Introduction to Riemann surfaces and their moduli spaces
Student No.:50
Time:Mon/Tue 13:30-15:05, 2017-07-04~2017-08-29
Instructor:Lizhen Ji  [University of Michigan]
Place:Conference Room 1, Floor 1, Jin Chun Yuan West Building
Starting Date:2017-7-4
Ending Date:2017-8-29



Riemann surfaces are fundamental objects in mathematics and were introduced by Riemann in his thesis in 1851. They are 1 dimensional complex manifolds and algebraic curves.Moduli spaces of Riemann surfaces and Teichmuller theory have been extensively studied and are still actively studied.They have also motivated a lot of problems and results on higher dimensional complex manifolds and algebraic varieties.


As Donadlson wrote in the preface to his recent  book on Riemann surfaces: The theory of Riemann surfaces occupies a very special place in mathematics.It is a culmination of much of traditional calculus, making surprising connections with geometry and arithmetic.

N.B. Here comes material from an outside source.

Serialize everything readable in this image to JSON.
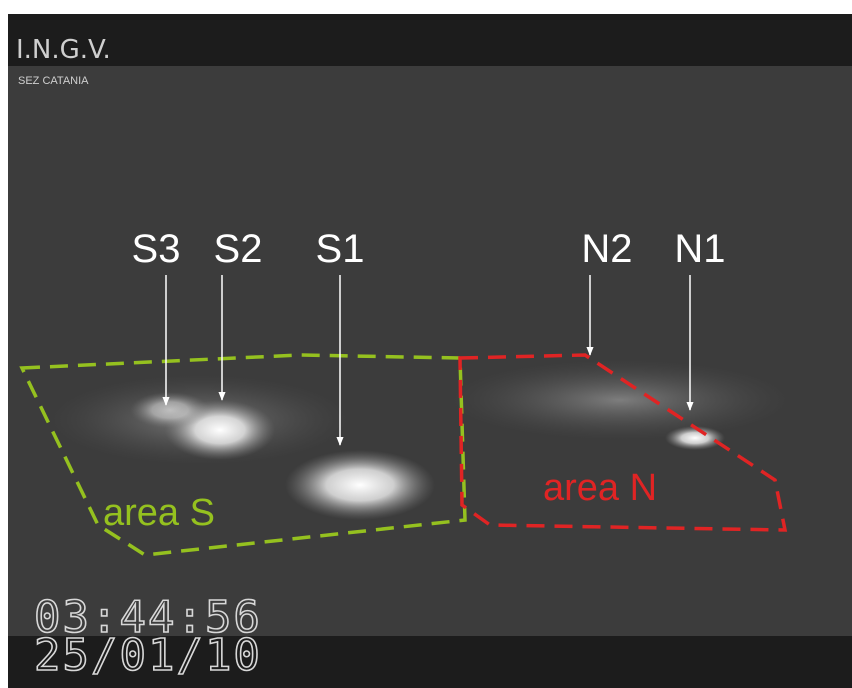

It is an extremely useful part of mathematics, knowledge of which is needed by specialists in many other fields. It provides a model for a large number of more recent developments in areas including manifold topology, global analysis, algebraic geometry, Riemannian geometry and diverse topics in mathematical physics."


In this course, we will start from basics and give an introduction to basic results on Riemann surfaces such as the Riemann-Roch Theorem, the uniformization theorem,and some basic results on deformation and moduli spaces of Riemann surfaces,and the geometry of algebraic curves.We will also indicate some directions of how results on Riemann surfaces can be generalized.




1. Simon Donaldson, Riemann surfaces. 

Oxford Graduate Texts in Mathematics, 22. Oxford University Press, Oxford, 2011. xiv+286 pp.


2. H. Farkas,  I. Kra, 

Riemann surfaces. Second edition. Graduate Texts in Mathematics, 71. Springer-Verlag, New York, 1992. xvi+363 pp.


3. Phillips Griffiths, Joe Harris,

Principles of algebraic geometry. John Wiley & Sons, Inc., New York, 1994. xiv+813 pp.


4. R. Miranda,  Algebraic curves and Riemann surfaces. Graduate Studies in Mathematics, 5. American Mathematical Society, Providence, RI, 1995. xxii+390 pp.


5. Joe Harris, Ian Morrison, Moduli of curves, Springer-Verlag, New York, 1998. xiv+366 pp.


6. Henri Paul de Saint-Gervais, Uniformization of Riemann surfaces, European Mathematical Society (EMS), Zürich, 2016. xxx+482 pp.